JEANNE MONTGOMERY, DECATUR
Don’t fraudulently ‘contextualize’ history, monuments
The current fad of “contextualization” of Confederate and other historic monuments is a fraud. Unless the so-called contextualization is itself contextualized and scrutinized for historical accuracy, what we are getting is political correctness, political agenda and an attack on American history. Those groups doing the “contextualization” have been handpicked, and the results have been pre-determined. To look back 150 years and make moral judgments based on modern-day, politically correct standards without understanding the standards of that time is quite arrogant, and ignorant. Citizens should realize the destruction of accurate American history is simply one of the known Marxist methods for upending our nation. It is Marxist indoctrination of our “educators” that have made contextualism seem reasonable when it should be considered obvious deceit.
ERNEST WADE, LOGANVILLE
GOP senators need to act on immigration fix
The AJC recently reported on Sen. Johnny Isakson’s advice to Republicans reeling from the suburban Atlanta blue wave, saying that “[Georgia is] a growth state… And if you’re going to win you better cater to your electorate,” adding that Republicans ignore immigrant, Latino and African-American communities at their own peril.
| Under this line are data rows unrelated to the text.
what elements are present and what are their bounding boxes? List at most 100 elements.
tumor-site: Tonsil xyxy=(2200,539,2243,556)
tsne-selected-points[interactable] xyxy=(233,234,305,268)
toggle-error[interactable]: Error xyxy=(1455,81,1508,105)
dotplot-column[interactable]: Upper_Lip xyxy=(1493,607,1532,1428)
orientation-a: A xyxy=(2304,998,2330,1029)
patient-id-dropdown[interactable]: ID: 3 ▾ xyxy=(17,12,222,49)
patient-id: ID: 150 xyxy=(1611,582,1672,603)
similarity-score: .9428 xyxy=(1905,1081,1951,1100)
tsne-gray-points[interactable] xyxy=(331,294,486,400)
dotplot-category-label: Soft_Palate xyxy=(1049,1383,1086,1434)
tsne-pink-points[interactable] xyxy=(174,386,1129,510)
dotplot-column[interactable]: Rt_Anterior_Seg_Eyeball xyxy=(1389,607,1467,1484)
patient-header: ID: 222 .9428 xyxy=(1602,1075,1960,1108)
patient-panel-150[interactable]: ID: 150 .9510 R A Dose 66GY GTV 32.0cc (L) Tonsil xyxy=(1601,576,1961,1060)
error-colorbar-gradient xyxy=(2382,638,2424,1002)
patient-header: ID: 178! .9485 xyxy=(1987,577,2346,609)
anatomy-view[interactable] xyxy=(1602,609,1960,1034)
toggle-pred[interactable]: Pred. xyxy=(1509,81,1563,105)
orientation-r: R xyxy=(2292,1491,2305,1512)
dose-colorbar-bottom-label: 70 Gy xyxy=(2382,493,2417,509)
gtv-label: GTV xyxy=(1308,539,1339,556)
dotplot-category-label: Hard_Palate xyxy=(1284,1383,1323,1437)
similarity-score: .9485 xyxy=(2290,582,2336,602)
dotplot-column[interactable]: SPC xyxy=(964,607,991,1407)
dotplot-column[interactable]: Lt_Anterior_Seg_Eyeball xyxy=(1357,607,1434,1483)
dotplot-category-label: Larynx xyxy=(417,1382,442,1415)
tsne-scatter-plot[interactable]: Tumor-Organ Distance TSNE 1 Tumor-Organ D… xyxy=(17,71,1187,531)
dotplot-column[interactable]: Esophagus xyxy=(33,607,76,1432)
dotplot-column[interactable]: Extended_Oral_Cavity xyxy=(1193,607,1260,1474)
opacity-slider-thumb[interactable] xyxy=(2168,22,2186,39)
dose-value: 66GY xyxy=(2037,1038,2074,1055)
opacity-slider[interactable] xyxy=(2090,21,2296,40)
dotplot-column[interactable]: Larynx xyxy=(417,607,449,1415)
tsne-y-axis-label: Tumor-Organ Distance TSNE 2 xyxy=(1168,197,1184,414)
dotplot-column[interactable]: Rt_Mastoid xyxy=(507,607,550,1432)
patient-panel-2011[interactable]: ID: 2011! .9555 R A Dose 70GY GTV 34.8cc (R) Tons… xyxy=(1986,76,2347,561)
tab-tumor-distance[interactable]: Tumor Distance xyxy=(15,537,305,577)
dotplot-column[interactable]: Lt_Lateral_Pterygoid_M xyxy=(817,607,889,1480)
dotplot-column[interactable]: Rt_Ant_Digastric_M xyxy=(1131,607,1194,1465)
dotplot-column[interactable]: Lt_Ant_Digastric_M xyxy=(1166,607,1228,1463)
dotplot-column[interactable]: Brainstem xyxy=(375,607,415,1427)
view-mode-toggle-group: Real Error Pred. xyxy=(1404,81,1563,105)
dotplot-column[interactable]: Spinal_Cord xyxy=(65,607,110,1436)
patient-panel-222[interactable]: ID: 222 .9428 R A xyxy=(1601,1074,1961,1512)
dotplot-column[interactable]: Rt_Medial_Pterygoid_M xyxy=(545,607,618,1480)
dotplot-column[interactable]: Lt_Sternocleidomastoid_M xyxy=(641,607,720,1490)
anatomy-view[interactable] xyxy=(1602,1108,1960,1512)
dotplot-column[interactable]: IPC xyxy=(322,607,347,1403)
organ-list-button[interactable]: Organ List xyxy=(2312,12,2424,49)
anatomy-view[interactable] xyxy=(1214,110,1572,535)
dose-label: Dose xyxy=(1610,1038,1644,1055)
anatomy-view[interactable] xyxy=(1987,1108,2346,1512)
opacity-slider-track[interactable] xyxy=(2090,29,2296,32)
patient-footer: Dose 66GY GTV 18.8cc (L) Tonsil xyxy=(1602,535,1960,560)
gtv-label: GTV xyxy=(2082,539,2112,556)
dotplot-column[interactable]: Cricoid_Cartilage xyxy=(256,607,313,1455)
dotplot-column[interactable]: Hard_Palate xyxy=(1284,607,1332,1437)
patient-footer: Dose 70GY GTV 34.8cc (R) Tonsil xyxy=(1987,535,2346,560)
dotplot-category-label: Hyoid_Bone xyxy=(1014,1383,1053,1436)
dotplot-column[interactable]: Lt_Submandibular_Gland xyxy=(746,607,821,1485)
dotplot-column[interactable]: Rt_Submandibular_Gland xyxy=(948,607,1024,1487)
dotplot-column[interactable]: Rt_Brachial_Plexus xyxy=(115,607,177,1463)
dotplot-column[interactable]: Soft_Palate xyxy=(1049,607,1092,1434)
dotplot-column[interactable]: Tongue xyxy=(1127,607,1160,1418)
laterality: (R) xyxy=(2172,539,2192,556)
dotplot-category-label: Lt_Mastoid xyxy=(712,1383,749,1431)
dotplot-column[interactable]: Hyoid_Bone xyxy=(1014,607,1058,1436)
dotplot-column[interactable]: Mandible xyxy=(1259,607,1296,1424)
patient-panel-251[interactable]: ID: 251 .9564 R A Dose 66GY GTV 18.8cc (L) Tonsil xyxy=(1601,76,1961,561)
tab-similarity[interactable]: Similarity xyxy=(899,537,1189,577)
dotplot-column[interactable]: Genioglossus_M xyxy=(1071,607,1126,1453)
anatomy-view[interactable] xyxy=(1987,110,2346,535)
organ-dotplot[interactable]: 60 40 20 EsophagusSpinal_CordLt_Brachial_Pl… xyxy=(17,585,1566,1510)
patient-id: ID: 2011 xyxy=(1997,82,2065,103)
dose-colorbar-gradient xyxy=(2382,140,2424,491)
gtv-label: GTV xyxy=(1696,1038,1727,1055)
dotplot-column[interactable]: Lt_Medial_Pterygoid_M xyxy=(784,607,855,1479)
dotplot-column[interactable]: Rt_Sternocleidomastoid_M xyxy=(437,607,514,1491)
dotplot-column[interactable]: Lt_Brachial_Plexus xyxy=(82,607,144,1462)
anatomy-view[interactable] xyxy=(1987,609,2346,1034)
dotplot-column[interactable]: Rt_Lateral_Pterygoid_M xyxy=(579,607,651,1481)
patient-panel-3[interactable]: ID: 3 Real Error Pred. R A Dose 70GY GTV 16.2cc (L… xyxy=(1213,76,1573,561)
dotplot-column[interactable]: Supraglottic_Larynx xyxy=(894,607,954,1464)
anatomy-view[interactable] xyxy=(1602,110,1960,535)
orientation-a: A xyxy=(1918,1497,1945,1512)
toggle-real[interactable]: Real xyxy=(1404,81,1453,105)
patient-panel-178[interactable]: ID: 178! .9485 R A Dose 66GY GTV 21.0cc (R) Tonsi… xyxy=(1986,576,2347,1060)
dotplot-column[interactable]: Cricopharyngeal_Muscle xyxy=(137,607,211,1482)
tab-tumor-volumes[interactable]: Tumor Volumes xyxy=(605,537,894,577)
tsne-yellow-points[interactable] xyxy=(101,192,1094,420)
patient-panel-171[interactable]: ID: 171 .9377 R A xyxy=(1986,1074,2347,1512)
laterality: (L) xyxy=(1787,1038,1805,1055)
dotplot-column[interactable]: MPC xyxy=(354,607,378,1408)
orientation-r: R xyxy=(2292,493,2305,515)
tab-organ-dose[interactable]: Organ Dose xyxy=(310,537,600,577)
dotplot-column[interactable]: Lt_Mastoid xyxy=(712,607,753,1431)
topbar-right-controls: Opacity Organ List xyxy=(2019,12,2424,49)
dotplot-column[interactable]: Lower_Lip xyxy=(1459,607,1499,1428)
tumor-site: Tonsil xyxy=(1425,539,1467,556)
Isakson can now lead by example and provide a long-term legislative solution for the Deferred Action for Childhood Arrivals (DACA) program, which court rulings have extended, but could end following Supreme Court review soon.
Without a solution, Georgia’s almost 25,000 DACA recipients could be ripped from our state, resulting in almost $1 billion in annual GDP loss and $24 million in state and local tax revenue loss.
A DACA legislative fix caters to the electorate. If nothing is done, Republicans will again ignore their communities at their own peril. I hope that senators Isakson and Perdue pass a solution for Dreamers soon.
CHARLES KUCK, IMMIGRATION ATTORNEY, ROSWELL
Goodheartedness can prove deadly
Leonard Pitts Jr. questions America’s soul following the recent tear-gassing of migrant border breakers (“Gassing of migrants reveals smallness of America,” Opinion, Dec. 2). He mentions that Obama’s Border Patrol may have routinely performed the same way, but his ire is primarily focused on President Trump and that migrant children were among those tear-gassed. Pitts fails to mention these children, along with caravan women, were strategically placed as human shields at the fore of the border breakers’ phalanx. And he ignores the role this caravan plays in measuring U.S. resolve to protect itself. Pitts’ goodheartedness is matched by shortsightedness — characteristics he apparently shares with Jacquelyn Smith, who in Baltimore on Dec. 1 rolled down her car window to give money to a roadside woman purportedly holding an infant and a sign saying, “Please help me feed my baby.” Ms. Smith wound up stabbed to death.